The team the Washington schools visit this week has three, perhaps four, players who next year will be earning checks in somebody’s pro league somewhere, and you wonder why it is that Oregon State isn’t in anybody’s bracketology, except for tournaments that don’t matter.

Maybe, after all these years, it’s simply become a way of life.

As somebody who was around the glory days of Oregon State basketball in the 1980s, when the players threw 40-foot chest passes to teammates in stride for layups and the band played “Fat Bottomed Girls” and old Gill Coliseum seemed about to explode from the decibels, it’s stupefying to think that the Beavers haven’t been a part of an NCAA tournament since 1990.

Except for Northwestern, which seems to have stipulated in its charter that it will never see the NCAA tournament (never been), the Beavers are the only school in a major conference that hasn’t been to the NCAAs since ’90.

That includes basketball backwaters like TCU, Nebraska, and every member of the jerry-built American Athletic Conference, including Houston, Rutgers and SMU.

“It’s been so long,” conceded OSU coach Craig Robinson when I asked him about it on Tuesday’s Pac-12 teleconference. “But my frustration isn’t at a level that’s intolerable yet ... I just know being close and heading in the right direction, it feels like we’ll get there.”

When I asked Robinson what’s been more challenging than he expected when he took the job in 2008, he went back to the depth of his research.

“I looked back and got about as far as when the last regime got to the NIT,” he said, referring to Jay John’s 2005 team. “I didn’t look further back and try to assess why they had been so bad for so long.
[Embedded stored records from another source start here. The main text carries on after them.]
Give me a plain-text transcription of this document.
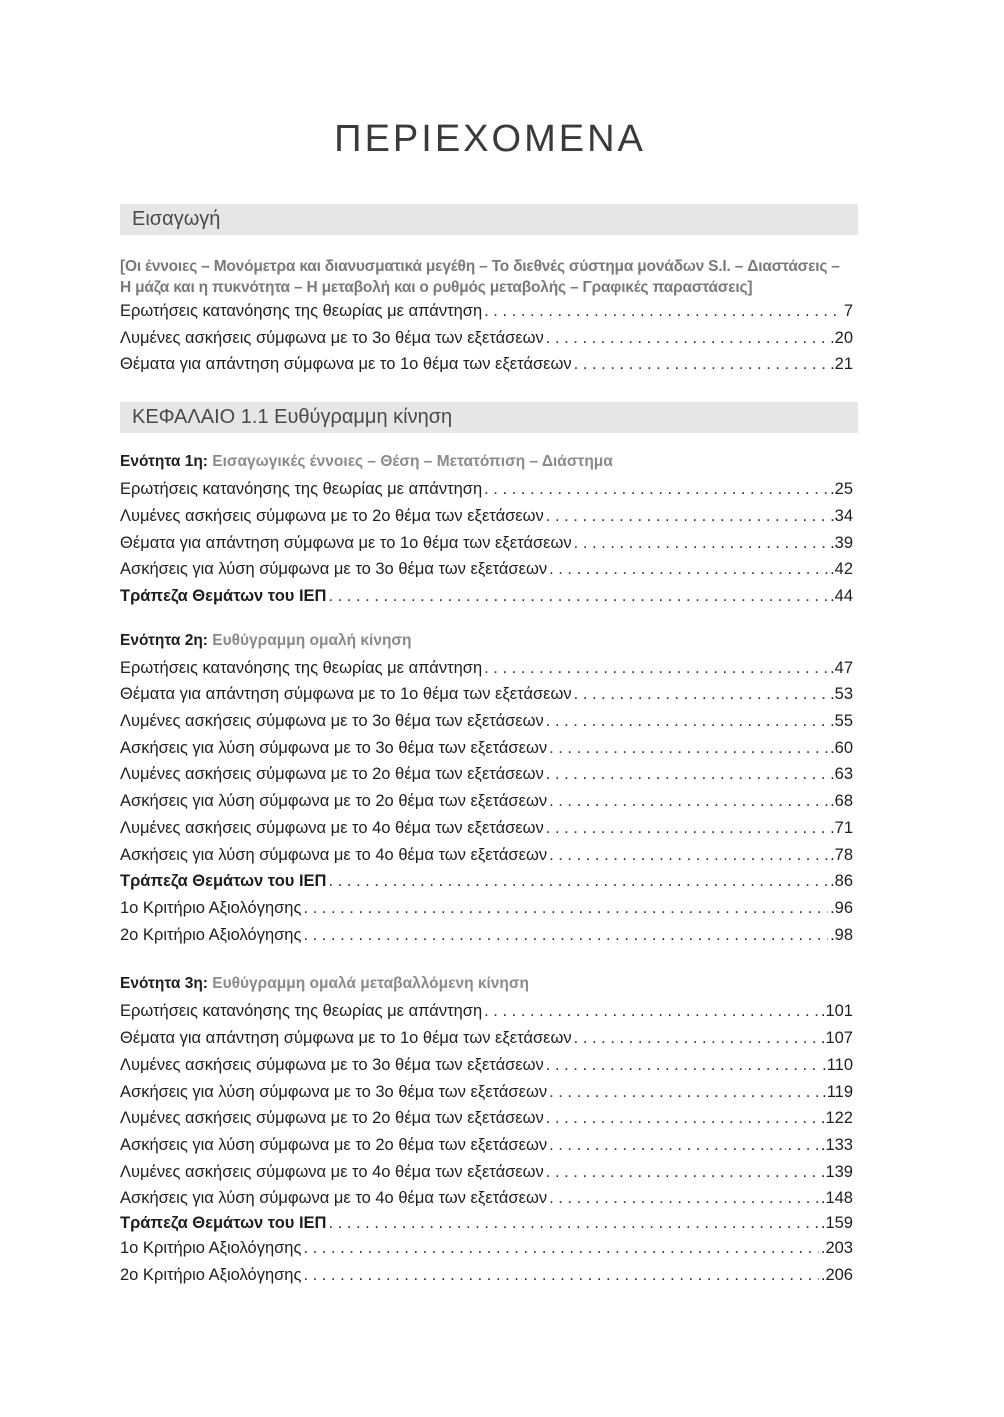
ΠΕΡΙΕΧΟΜΕΝΑ
Εισαγωγή
[Οι έννοιες – Μονόμετρα και διανυσματικά μεγέθη – Το διεθνές σύστημα μονάδων S.I. – Διαστάσεις –
Η μάζα και η πυκνότητα – Η μεταβολή και ο ρυθμός μεταβολής – Γραφικές παραστάσεις]
Ερωτήσεις κατανόησης της θεωρίας με απάντηση . . .	7
Λυμένες ασκήσεις σύμφωνα με το 3ο θέμα των εξετάσεων . . .	.20
Θέματα για απάντηση σύμφωνα με το 1ο θέμα των εξετάσεων . . .	.21
ΚΕΦΑΛΑΙΟ 1.1 Ευθύγραμμη κίνηση
Ενότητα 1η: Εισαγωγικές έννοιες – Θέση – Μετατόπιση – Διάστημα
Ερωτήσεις κατανόησης της θεωρίας με απάντηση . . .	.25
Λυμένες ασκήσεις σύμφωνα με το 2ο θέμα των εξετάσεων . . .	.34
Θέματα για απάντηση σύμφωνα με το 1ο θέμα των εξετάσεων . . .	.39
Ασκήσεις για λύση σύμφωνα με το 3ο θέμα των εξετάσεων . . .	.42
Τράπεζα Θεμάτων του ΙΕΠ . . .	.44
Ενότητα 2η: Ευθύγραμμη ομαλή κίνηση
Ερωτήσεις κατανόησης της θεωρίας με απάντηση . . .	.47
Θέματα για απάντηση σύμφωνα με το 1ο θέμα των εξετάσεων . . .	.53
Λυμένες ασκήσεις σύμφωνα με το 3ο θέμα των εξετάσεων . . .	.55
Ασκήσεις για λύση σύμφωνα με το 3ο θέμα των εξετάσεων . . .	.60
Λυμένες ασκήσεις σύμφωνα με το 2ο θέμα των εξετάσεων . . .	.63
Ασκήσεις για λύση σύμφωνα με το 2ο θέμα των εξετάσεων . . .	.68
Λυμένες ασκήσεις σύμφωνα με το 4ο θέμα των εξετάσεων . . .	.71
Ασκήσεις για λύση σύμφωνα με το 4ο θέμα των εξετάσεων . . .	.78
Τράπεζα Θεμάτων του ΙΕΠ . . .	.86
1ο Κριτήριο Αξιολόγησης . . .	.96
2ο Κριτήριο Αξιολόγησης . . .	.98
Ενότητα 3η: Ευθύγραμμη ομαλά μεταβαλλόμενη κίνηση
Ερωτήσεις κατανόησης της θεωρίας με απάντηση . . .	.101
Θέματα για απάντηση σύμφωνα με το 1ο θέμα των εξετάσεων . . .	.107
Λυμένες ασκήσεις σύμφωνα με το 3ο θέμα των εξετάσεων . . .	.110
Ασκήσεις για λύση σύμφωνα με το 3ο θέμα των εξετάσεων . . .	.119
Λυμένες ασκήσεις σύμφωνα με το 2ο θέμα των εξετάσεων . . .	.122
Ασκήσεις για λύση σύμφωνα με το 2ο θέμα των εξετάσεων . . .	.133
Λυμένες ασκήσεις σύμφωνα με το 4ο θέμα των εξετάσεων . . .	.139
Ασκήσεις για λύση σύμφωνα με το 4ο θέμα των εξετάσεων . . .	.148
Τράπεζα Θεμάτων του ΙΕΠ . . .	.159
1ο Κριτήριο Αξιολόγησης . . .	.203
2ο Κριτήριο Αξιολόγησης . . .	.206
That was a little more surprising, once I’d gotten here and figured that out.”

Why, yes, it’s been bad. Perhaps we didn’t realize in the ’80s, when Ralph Miller’s teams were winning Pac-10 titles with state-of-Oregon kids, that it was all so fragile. Soon enough, there was the spiral of bad coaching hires, and a gym that’s now far older than any in the Pac-12, and before you knew it, a generation of recruits that didn’t even know of Oregon State’s history.
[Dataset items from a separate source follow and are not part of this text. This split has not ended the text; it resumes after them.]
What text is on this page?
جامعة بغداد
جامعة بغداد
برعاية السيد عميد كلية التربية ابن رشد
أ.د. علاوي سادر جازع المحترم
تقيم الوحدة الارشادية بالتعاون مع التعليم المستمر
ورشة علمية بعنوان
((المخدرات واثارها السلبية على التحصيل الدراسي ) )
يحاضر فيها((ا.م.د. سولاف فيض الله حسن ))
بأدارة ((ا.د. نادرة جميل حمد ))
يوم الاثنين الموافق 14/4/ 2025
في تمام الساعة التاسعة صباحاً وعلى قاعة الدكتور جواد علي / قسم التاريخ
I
Now Oregon has been to two Elite Eights since 2000, and Washington and Gonzaga drop down to Portland and snag good prospects. Robinson has upgraded recruiting, but his teams don’t guard, a primary reason why the 2013-14 edition is in ninth place and 13-11 overall.
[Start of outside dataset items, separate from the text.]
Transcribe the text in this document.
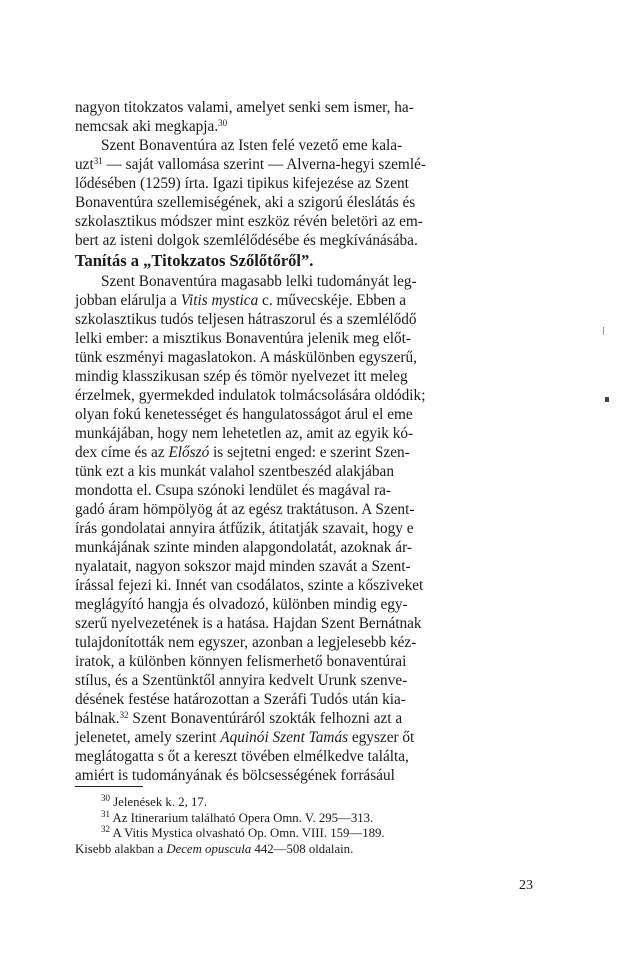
nagyon titokzatos valami, amelyet senki sem ismer, ha-
nemcsak aki megkapja.$^{30}$

Szent Bonaventúra az Isten felé vezető eme kala-
uzt$^{31}$ — saját vallomása szerint — Alverna-hegyi szemlé-
lődésében (1259) írta. Igazi tipikus kifejezése az Szent
Bonaventúra szellemiségének, aki a szigorú éleslátás és
szkolasztikus módszer mint eszköz révén beletöri az em-
bert az isteni dolgok szemlélődésébe és megkívánásába.

Tanítás a „Titokzatos Szőlőtőről”.

Szent Bonaventúra magasabb lelki tudományát leg-
jobban elárulja a Vitis mystica c. művecskéje. Ebben a
szkolasztikus tudós teljesen hátraszorul és a szemlélődő
lelki ember: a misztikus Bonaventúra jelenik meg előt-
tünk eszményi magaslatokon. A máskülönben egyszerű,
mindig klasszikusan szép és tömör nyelvezet itt meleg
érzelmek, gyermekded indulatok tolmácsolására oldódik;
olyan fokú kenetességet és hangulatosságot árul el eme
munkájában, hogy nem lehetetlen az, amit az egyik kó-
dex címe és az Előszó is sejtetni enged: e szerint Szen-
tünk ezt a kis munkát valahol szentbeszéd alakjában
mondotta el. Csupa szónoki lendület és magával ra-
gadó áram hömpölyög át az egész traktátuson. A Szent-
írás gondolatai annyira átfűzik, átitatják szavait, hogy e
munkájának szinte minden alapgondolatát, azoknak ár-
nyalatait, nagyon sokszor majd minden szavát a Szent-
írással fejezi ki. Innét van csodálatos, szinte a kősziveket
meglágyító hangja és olvadozó, különben mindig egy-
szerű nyelvezetének is a hatása. Hajdan Szent Bernátnak
tulajdonították nem egyszer, azonban a legjelesebb kéz-
iratok, a különben könnyen felismerhető bonaventúrai
stílus, és a Szentünktől annyira kedvelt Urunk szenve-
désének festése határozottan a Szeráfi Tudós után kia-
bálnak.$^{32}$ Szent Bonaventúráról szokták felhozni azt a
jelenetet, amely szerint Aquinói Szent Tamás egyszer őt
meglátogatta s őt a kereszt tövében elmélkedve találta,
amiért is tudományának és bölcsességének forrásául

$^{30}$ Jelenések k. 2, 17.

$^{31}$ Az Itinerarium található Opera Omn. V. 295—313.

$^{32}$ A Vitis Mystica olvasható Op. Omn. VIII. 159—189.

Kisebb alakban a Decem opuscula 442—508 oldalain.

23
If the drought doesn’t end pretty soon, I’d submit that it might begin to rival OSU’s 28-year streak of losing seasons in football (1971-98) for scourges on the fabric of the orange and black.

Robinson, President Obama’s brother-in-law, has been a well-spoken face of the program. He’s pulled prominent alums like Gary Payton and A.C. Green back into the program and helped get a $15 million practice facility built.

Now the athletic director job is open at his alma mater, Princeton, and the time could be right for Robinson. If he stays, he has something of a rebuilding job next season.

Around Corvallis, they know that drill.

And what’s more ...

Andy Katz of ESPN says Arizona will push for some type of league action in the offseason to curb court-storming. Greg Byrne, the Arizona AD, didn’t respond to my request to comment, but his coach Sean Miller notes wryly, and accurately, “We’ve lost two games, and I think the court was rushed four times.”

• Four games mark the heaviest Wednesday schedule of the season, highlighted by visits by Arizona and Arizona State to Utah and Colorado, respectively, and UCLA’s trip to California.

• His next win is No. 500 for Dana Altman, the Oregon coach, who began as a grad assistant at NCAA Division II Western State in Colorado while working toward an MBA degree. “I can’t say I always grew up wanting to be a coach,” Altman says, “but I never could get out of the gym at 3 o’clock. I’ve always said you’re really fortunate when your hobby’s your job.”